24. The video coding device of claim 13, wherein the video coder is configured to determine that the reference picture is no longer usable for inter-prediction without coding syntax elements that define a manner in which the reference picture should be determined to be no longer usable for inter-prediction.

25. A computer-readable storage medium comprising instructions that cause one or more processors to:

code a picture with reference to one or more reference pictures stored in a decoded picture buffer (DPB);

determine a temporal level value of the coded picture;

identify a set of reference pictures from the reference pictures stored in the DPB, each of which is currently indicated as usable for inter-prediction and has a temporal level value equal to or greater than the temporal level value of the coded picture;

determine that a coding order of a reference picture in the set of reference pictures is earlier than a coding order of any other reference pictures in the set of reference pictures; and

determine that the reference picture is no longer usable for inter-prediction.

26. The computer-readable storage medium of claim 25, further comprising instructions that cause the one or more processors to:

mark the reference picture as no longer usable for inter-prediction when it is determined that the reference picture is no longer usable for inter-prediction;

indicate that the coded picture is usable for inter-prediction when it is determined that the reference picture is no longer usable for inter-prediction; and

add the coded picture into the DPB.

27. The computer-readable storage medium of claim 25, wherein the instructions that cause the one or more processors to determine that the coding order of the reference picture is earlier than the coding order of any other reference pictures comprise instructions that cause the one or more processors to determine that a picture number value of the reference picture is less than a picture number value of any other reference pictures in the set of reference pictures.

28. The computer-readable storage medium of claim 25, wherein the instructions that cause the one or more processors to determine that the reference picture is no longer usable for inter-prediction comprise instructions that cause the one or more processors to determine that the reference picture is no longer usable for inter-prediction when a total number of reference pictures indicated as usable for inter-prediction equals a threshold value (M).

29. The computer-readable storage medium of claim 25, wherein the instructions that cause the one or more processors to determine that the reference picture is no longer usable for inter-prediction comprise instructions that cause the one or more processors to determine that a short-term reference picture is no longer usable for inter-prediction.

30. A video coding device comprising:

a decoded picture buffer configured to store reference pictures that are currently indicated as usable for inter-prediction;

means for coding a picture with reference to one or more reference pictures stored in the DPB;

means for determining a temporal level value of the coded picture;

means for identifying a set of reference pictures from the reference pictures stored in the DPB, each of which is currently indicated as usable for inter-prediction and has a temporal level value equal to or greater than the temporal level value of the coded picture;

means for determining that a coding order of a reference picture in the set of reference pictures is earlier than a coding order of any other reference pictures in the set of reference pictures; and

means for determining that the reference picture is no longer usable for inter-prediction.

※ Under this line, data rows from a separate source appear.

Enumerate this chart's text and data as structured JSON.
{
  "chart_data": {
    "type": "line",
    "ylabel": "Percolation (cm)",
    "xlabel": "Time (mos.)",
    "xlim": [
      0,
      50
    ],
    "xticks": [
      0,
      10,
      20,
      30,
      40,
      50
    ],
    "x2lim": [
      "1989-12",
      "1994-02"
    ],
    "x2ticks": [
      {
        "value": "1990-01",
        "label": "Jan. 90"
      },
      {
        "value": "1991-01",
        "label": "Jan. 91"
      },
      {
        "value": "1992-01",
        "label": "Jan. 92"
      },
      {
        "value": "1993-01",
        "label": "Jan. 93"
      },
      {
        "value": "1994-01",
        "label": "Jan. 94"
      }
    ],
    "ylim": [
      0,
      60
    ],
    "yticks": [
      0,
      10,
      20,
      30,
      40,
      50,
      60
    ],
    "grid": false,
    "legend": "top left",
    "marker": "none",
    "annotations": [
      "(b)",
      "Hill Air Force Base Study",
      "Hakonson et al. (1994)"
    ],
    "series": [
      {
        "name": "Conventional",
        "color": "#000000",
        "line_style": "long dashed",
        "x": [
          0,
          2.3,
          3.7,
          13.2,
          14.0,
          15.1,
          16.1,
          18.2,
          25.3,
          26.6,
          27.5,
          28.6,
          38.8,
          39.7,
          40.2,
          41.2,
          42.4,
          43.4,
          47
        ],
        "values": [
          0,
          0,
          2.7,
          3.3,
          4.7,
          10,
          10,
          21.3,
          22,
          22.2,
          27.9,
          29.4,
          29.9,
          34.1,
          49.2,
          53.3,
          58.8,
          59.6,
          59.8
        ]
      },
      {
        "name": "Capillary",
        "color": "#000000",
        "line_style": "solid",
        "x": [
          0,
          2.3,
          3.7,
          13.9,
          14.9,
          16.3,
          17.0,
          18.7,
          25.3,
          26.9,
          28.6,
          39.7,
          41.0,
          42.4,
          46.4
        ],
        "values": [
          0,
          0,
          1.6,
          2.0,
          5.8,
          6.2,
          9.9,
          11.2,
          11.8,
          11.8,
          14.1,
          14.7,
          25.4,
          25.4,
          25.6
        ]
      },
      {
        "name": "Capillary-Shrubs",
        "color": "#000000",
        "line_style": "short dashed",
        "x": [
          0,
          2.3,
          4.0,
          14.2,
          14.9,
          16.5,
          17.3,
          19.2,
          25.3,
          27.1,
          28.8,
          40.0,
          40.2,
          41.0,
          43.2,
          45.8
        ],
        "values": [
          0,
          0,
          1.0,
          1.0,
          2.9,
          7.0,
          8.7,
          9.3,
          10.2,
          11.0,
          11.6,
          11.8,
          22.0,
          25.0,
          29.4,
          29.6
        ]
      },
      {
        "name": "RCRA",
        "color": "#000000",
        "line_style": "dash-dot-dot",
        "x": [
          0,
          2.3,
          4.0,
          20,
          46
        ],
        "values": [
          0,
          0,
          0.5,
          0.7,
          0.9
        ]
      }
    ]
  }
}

31. The video coding device of claim 30, wherein the means for determining that the coding order of the reference picture is earlier than the coding order of any other reference pictures comprises means for determining that a picture number value of the reference picture is less than a picture number value of any other reference pictures in the set of reference pictures.

32. The video coding device of claim 30, wherein the means for determining that the reference picture is no longer usable for inter-prediction comprises means for determining that the reference picture is no longer usable for inter-prediction when a total number of reference pictures indicated as usable for inter-prediction equals a threshold value (M).